Alluxio, data orchestration for analytics and machine learning in the cloud
https://www.alluxio.io
Apache License 2.0
6.73k stars 2.92k forks source link

Alluxio-Trino for Trino version 434 and higher #18612

Open jpohanka opened 1 month ago

jpohanka commented 1 month ago

Page https://docs.alluxio.io/os/user/stable/en/compute/Trino.html

Alluxio version 2.9.0 and higher.

Trino version 434 and higher.

Summary The current documentation on Alluxio+Trino works for Trino all versions up to 433. When using higher versions, Trino throws a No FileSystem for scheme: alluxio error. This is due to some code changes for HDFS that were implemented in Trino 434.

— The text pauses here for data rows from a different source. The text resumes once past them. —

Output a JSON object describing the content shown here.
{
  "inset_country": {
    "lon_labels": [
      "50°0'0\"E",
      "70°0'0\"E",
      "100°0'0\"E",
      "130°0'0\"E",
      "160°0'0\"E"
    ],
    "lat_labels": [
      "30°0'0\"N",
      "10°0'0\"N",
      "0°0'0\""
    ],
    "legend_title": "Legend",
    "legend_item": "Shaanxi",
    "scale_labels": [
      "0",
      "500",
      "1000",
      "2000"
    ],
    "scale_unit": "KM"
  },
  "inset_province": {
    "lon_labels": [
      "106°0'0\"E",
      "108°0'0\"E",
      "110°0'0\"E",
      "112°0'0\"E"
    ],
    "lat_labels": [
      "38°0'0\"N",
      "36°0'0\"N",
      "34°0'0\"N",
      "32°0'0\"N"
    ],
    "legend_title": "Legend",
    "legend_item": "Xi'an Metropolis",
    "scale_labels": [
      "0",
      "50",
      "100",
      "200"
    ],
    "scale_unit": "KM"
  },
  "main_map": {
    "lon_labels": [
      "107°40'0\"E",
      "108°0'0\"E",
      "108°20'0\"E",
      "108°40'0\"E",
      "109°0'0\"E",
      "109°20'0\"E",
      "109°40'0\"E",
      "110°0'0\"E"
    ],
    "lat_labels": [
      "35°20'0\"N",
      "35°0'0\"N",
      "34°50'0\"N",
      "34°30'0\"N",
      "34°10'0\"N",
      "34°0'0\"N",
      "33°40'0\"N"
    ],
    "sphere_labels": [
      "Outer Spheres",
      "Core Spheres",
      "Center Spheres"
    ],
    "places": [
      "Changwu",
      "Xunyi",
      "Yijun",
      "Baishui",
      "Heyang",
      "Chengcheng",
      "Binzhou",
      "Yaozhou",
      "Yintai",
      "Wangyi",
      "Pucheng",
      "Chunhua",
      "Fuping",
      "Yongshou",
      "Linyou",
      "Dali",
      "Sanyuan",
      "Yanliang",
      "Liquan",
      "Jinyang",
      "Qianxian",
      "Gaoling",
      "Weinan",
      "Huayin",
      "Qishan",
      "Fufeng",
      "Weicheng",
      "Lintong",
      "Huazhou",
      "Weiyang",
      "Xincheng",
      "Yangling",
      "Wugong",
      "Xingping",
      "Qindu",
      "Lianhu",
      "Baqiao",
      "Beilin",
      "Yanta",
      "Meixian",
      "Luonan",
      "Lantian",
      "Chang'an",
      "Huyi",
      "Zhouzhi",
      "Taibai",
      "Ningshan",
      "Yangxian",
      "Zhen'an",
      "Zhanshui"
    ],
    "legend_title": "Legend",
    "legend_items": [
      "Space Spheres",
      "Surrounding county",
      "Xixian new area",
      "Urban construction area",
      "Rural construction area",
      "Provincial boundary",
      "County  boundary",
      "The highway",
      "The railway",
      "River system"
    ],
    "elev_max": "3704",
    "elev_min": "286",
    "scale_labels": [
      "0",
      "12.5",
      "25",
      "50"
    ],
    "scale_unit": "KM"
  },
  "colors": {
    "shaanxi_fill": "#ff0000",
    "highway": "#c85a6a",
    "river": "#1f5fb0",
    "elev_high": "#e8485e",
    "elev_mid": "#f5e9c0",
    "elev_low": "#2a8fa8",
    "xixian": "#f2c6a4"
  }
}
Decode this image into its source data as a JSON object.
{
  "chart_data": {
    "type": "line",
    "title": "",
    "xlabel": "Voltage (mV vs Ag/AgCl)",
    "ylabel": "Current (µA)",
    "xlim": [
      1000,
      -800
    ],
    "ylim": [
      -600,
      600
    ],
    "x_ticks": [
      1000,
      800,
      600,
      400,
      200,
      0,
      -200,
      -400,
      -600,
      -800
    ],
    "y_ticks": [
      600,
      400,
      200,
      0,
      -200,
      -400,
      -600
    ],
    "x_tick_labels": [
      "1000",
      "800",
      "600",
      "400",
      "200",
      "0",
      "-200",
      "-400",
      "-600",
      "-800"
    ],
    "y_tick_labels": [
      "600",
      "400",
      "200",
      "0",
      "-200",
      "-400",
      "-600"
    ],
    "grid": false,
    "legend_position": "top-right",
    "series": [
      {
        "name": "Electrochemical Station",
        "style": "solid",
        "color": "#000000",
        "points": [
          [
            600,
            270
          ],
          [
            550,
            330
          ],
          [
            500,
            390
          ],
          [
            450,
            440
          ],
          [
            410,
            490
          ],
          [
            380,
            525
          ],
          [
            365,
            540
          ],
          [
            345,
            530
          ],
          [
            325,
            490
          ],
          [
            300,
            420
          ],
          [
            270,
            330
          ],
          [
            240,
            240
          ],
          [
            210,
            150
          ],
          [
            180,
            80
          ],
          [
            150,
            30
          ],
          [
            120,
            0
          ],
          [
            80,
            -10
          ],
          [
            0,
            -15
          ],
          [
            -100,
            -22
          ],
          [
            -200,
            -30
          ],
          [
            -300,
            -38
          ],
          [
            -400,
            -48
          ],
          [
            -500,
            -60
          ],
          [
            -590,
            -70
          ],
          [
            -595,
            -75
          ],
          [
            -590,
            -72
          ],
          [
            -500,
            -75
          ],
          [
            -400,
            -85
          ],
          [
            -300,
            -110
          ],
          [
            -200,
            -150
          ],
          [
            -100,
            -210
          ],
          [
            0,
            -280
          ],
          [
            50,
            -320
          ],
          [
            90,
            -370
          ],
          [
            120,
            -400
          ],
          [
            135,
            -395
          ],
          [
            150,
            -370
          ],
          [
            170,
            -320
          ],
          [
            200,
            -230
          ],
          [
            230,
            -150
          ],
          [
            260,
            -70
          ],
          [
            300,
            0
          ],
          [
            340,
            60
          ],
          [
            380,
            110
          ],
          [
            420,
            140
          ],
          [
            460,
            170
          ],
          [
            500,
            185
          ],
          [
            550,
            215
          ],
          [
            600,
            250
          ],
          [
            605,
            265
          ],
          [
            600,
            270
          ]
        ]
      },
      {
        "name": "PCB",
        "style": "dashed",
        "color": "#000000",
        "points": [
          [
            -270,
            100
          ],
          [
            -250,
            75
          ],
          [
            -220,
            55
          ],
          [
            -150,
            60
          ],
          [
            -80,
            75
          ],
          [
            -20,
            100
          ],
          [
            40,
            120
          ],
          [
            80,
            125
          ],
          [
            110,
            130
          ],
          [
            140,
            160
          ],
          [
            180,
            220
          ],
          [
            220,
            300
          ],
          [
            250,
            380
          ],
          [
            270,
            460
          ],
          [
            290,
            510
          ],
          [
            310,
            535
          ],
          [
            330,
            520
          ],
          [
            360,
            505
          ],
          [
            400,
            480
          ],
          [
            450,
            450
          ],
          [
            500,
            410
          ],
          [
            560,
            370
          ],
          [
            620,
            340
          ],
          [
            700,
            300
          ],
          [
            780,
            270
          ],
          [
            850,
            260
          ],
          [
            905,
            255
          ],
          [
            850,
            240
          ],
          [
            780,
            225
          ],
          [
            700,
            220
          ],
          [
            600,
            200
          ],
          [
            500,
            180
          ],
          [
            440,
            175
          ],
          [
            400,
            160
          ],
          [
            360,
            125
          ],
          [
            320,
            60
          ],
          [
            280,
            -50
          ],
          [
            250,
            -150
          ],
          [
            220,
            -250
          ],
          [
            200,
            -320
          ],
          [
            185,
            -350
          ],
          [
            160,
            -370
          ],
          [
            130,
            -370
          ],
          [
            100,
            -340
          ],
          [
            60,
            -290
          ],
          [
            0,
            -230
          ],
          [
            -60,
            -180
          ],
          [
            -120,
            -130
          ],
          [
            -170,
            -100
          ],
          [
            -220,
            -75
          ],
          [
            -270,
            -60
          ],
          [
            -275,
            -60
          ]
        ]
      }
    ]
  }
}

To solve this problem, the alluxio-<version>-client.jar file needs to be copied to the path ${Trino_HOME}/plugin/hive/hdfs/ instead of the original path ${Trino_HOME}/plugin/hive-hadoop2/.

realknorke commented 1 month ago

@jpohanka we tested your workaround. However, your workaround doesn't seem to be enough/complete. My observations on that matter:

  1. There is no alluxio-$version-client.jar on Maven Central. We added alluxio-shaded-client-2.9.3.jar to the …/plugin/hive/hdfs folder.
  2. Beyond that we had to COPY (Dockerfile) the content of the /opt/alluxio/lib folder (from an Alluxio installation/image) into the Trino image under /opt/alluxio/lib.
  3. Adding version 312 instead of 2.9.3 is not working! I'm still confused about Alluxio's versioning. It comes with semantic versioning (e.g. 2.9.4) and an incompatible seq numbering (e.g. 312).
  4. There is a alluxio-client.jar in our Alluxio image. However, that jar file is a symlink to build/alluxio-2.9.3-hadoop2-client.jar. We are using Hadoop3 libs.